LES VIVANTS d’Ambre Chalumeau

Il est des filiations qui résonnent jusque dans l’écriture. Le cas d’Ambre Chalumeau, jeune journaliste et chroniqueuse bien connue du paysage médiatique français, en est un bel exemple. Fille de Laurent Chalumeau, écrivain, scénariste, parolier, plume acerbe des médias et de la littérature française contemporaine, elle publie son tout premier roman, Les Vivants, un titre à la fois sobre et chargé de sens.
Ce passage de la chronique au roman est une forme de mue, un prolongement naturel d’un héritage intellectuel où les mots sont un moyen d’exister, de comprendre, de dire le monde.
Dans Les Vivants, Ambre Chalumeau choisit de raconter une histoire d’adolescentes à la croisée des chemins. Elles quittent le lycée, entrent à l’université. Diane intègre hypokhâgne, Cora choisit les mathématiques. Elles font leurs premiers pas dans le monde des adultes.
Pour Diane c’est « l’année de ses dix-sept ans, qu’elle commence comme un enfant, et finira comme un ancêtre ». C’est un âge fragile, celui où l’on se cherche encore, où les repères vacillent. Le coma d’un ami d’enfance, Simon, survenu brutalement, vient alors perturber cette transition, introduisant la violence du réel dans le fil encore souple et incertain de la jeunesse.
À travers ce récit, Ambre explore des thèmes universels : la peur de la perte, le poids du passé, la découverte brutale de la finitude. Mais elle le fait avec une voix personnelle, empreinte de justesse, d’ironie douce et d’une grande tendresse pour ses personnages.
On peut y voir du mimétisme, bien sûr.
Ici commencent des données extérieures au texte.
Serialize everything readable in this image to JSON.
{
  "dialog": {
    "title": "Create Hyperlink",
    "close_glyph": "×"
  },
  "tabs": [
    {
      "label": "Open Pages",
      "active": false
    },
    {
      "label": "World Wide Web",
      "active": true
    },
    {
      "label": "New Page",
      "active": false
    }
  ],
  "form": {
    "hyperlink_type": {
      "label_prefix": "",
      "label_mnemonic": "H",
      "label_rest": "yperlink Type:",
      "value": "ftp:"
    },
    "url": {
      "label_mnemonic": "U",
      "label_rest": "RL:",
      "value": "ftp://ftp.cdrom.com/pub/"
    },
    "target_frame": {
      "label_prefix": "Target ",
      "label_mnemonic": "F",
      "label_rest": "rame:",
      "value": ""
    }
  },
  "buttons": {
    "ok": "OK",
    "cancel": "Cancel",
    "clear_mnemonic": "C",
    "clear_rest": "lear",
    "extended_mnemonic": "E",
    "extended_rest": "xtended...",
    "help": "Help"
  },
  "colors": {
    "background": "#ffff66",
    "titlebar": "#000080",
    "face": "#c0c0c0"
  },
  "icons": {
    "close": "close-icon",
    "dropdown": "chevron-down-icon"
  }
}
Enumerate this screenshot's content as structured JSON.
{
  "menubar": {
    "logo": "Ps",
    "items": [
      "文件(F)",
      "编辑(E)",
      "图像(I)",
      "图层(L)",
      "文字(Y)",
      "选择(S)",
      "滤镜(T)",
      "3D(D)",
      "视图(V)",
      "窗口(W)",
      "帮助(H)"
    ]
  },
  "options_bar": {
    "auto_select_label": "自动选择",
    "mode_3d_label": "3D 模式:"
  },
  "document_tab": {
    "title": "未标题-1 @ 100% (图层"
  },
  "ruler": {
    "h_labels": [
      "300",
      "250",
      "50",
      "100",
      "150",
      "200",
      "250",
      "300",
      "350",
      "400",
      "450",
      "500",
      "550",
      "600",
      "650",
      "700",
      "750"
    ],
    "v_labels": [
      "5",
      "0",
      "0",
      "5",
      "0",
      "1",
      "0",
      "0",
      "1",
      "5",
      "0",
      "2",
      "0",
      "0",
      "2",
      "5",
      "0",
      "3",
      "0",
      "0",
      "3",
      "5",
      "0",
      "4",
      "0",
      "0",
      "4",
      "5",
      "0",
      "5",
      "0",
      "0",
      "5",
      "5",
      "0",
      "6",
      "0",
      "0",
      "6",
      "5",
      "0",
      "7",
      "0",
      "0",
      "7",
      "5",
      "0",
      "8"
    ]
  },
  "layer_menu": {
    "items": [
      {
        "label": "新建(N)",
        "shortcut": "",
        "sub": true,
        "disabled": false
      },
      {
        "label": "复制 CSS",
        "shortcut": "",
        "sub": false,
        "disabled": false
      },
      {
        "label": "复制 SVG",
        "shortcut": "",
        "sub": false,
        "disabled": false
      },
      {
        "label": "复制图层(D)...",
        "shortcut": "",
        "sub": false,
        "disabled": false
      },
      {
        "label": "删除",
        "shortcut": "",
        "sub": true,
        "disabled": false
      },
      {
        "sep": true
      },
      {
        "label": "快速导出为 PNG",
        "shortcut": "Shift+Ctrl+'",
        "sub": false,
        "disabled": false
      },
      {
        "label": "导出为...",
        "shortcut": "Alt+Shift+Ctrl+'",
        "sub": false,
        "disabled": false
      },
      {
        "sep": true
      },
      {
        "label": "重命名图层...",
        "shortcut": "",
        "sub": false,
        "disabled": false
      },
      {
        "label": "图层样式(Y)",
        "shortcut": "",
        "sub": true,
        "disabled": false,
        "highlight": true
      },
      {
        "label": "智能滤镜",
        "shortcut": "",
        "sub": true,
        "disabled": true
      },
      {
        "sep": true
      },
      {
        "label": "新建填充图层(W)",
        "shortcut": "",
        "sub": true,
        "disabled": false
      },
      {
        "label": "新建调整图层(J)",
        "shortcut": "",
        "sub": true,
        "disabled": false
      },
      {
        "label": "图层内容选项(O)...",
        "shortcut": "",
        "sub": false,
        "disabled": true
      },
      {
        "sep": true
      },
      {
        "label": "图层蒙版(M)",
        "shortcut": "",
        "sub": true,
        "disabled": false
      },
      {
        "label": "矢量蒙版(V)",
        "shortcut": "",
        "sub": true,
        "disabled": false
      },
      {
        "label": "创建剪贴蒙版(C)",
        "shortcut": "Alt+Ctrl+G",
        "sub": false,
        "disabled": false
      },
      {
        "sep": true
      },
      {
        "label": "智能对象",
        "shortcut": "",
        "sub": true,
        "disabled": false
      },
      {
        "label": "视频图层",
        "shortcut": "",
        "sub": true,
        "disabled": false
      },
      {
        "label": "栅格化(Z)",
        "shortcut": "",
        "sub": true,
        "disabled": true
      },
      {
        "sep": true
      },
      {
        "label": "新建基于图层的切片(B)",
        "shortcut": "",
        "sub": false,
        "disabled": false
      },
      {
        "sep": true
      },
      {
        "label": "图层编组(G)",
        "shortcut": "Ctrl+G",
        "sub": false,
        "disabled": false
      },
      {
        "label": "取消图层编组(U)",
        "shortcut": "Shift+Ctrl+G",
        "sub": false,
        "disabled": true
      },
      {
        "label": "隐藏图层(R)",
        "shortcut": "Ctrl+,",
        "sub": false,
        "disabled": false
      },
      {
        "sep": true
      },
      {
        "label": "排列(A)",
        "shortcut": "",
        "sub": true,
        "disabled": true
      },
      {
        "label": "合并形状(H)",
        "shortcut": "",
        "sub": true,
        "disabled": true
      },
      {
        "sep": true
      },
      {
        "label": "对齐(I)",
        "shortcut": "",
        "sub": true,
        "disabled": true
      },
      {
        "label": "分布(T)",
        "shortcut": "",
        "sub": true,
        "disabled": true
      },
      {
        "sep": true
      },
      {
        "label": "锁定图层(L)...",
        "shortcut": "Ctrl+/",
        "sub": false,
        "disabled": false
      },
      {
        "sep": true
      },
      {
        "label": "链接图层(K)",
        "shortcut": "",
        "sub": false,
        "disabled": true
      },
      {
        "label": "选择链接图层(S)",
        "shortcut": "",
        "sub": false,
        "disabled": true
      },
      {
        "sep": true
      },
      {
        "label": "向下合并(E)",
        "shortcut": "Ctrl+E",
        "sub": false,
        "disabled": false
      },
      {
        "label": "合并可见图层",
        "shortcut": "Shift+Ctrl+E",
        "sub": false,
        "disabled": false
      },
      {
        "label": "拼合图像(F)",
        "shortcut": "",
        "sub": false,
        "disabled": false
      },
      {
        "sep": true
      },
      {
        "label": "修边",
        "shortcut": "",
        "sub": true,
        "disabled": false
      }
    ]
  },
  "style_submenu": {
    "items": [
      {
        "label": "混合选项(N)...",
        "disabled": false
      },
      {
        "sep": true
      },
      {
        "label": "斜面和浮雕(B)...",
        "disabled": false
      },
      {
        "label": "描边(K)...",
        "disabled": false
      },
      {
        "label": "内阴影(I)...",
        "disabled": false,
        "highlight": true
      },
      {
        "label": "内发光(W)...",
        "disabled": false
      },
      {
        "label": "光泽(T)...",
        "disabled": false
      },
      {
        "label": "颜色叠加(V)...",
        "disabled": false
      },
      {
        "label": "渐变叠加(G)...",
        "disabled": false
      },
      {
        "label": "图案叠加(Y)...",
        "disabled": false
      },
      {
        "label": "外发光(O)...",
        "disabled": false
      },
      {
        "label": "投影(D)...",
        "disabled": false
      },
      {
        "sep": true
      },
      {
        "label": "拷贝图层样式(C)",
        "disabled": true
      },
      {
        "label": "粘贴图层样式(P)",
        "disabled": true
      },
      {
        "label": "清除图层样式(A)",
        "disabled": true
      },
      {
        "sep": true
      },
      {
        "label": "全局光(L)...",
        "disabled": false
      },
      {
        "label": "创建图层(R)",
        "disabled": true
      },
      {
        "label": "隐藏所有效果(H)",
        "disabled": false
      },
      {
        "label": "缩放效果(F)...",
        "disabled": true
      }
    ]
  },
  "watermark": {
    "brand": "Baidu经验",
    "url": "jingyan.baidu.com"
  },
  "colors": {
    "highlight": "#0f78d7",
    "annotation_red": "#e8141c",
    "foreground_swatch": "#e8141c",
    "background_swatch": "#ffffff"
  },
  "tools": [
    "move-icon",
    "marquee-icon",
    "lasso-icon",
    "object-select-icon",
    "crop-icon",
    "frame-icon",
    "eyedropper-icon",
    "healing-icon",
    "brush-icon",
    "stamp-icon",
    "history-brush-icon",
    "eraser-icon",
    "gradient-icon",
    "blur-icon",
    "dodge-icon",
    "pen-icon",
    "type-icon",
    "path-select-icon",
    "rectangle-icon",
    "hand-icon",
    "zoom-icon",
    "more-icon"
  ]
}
Comment ne pas penser à son père, Laurent Chalumeau, qui mêle aussi un regard critique sur le monde et à, tout comme elle, une narration fine des relations humaines.
Le style d’Ambre, toutefois, bien qu’hérité d’un certain sens de la formule et de l’observation sociale, s’affirme avec sa propre sensibilité. Là où Laurent Chalumeau manie volontiers le sarcasme et la satire, Ambre semble préférer l’émotion contenue, la subtilité du non-dit, et une attention fine aux bouleversements intimes.
Il n’en demeure pas moins qu’on trouve dans les écrits d’Ambre des formulations que l’on pourrait fort bien trouver chez son père telles :
- Diane, plus maquillée qu’une note de frais de Patrick Balkany,
- Il insistait auprès d’elle avec la détermination d’un témoin de Jéhovah qui fait du porte à porte,
- On se dit des mots d’amour, se sert des Kronenbourg, on voit la vie en cirrhose.
Ce premier roman n’est donc pas qu’un hommage filial ou une répétition familiale, il est un acte d’émancipation. Il témoigne d’une volonté de prendre la parole, de créer sa propre voix littéraire dans un monde saturé de bruit. Ambre Chalumeau y montre qu’elle n’est pas seulement « la fille de », mais une autrice à part entière, capable d’analyser avec finesse les tourments de la jeunesse et les heurts de la vie.
“Les Vivants” porte bien son nom : c’est un roman sur ceux qui restent, sur ceux qui avancent malgré tout, et c’est aussi, pour Ambre Chalumeau, une entrée vivante et remarquée dans le monde de la fiction.
Ce roman attachant est édité par Stock. Je vous en recommande la lecture.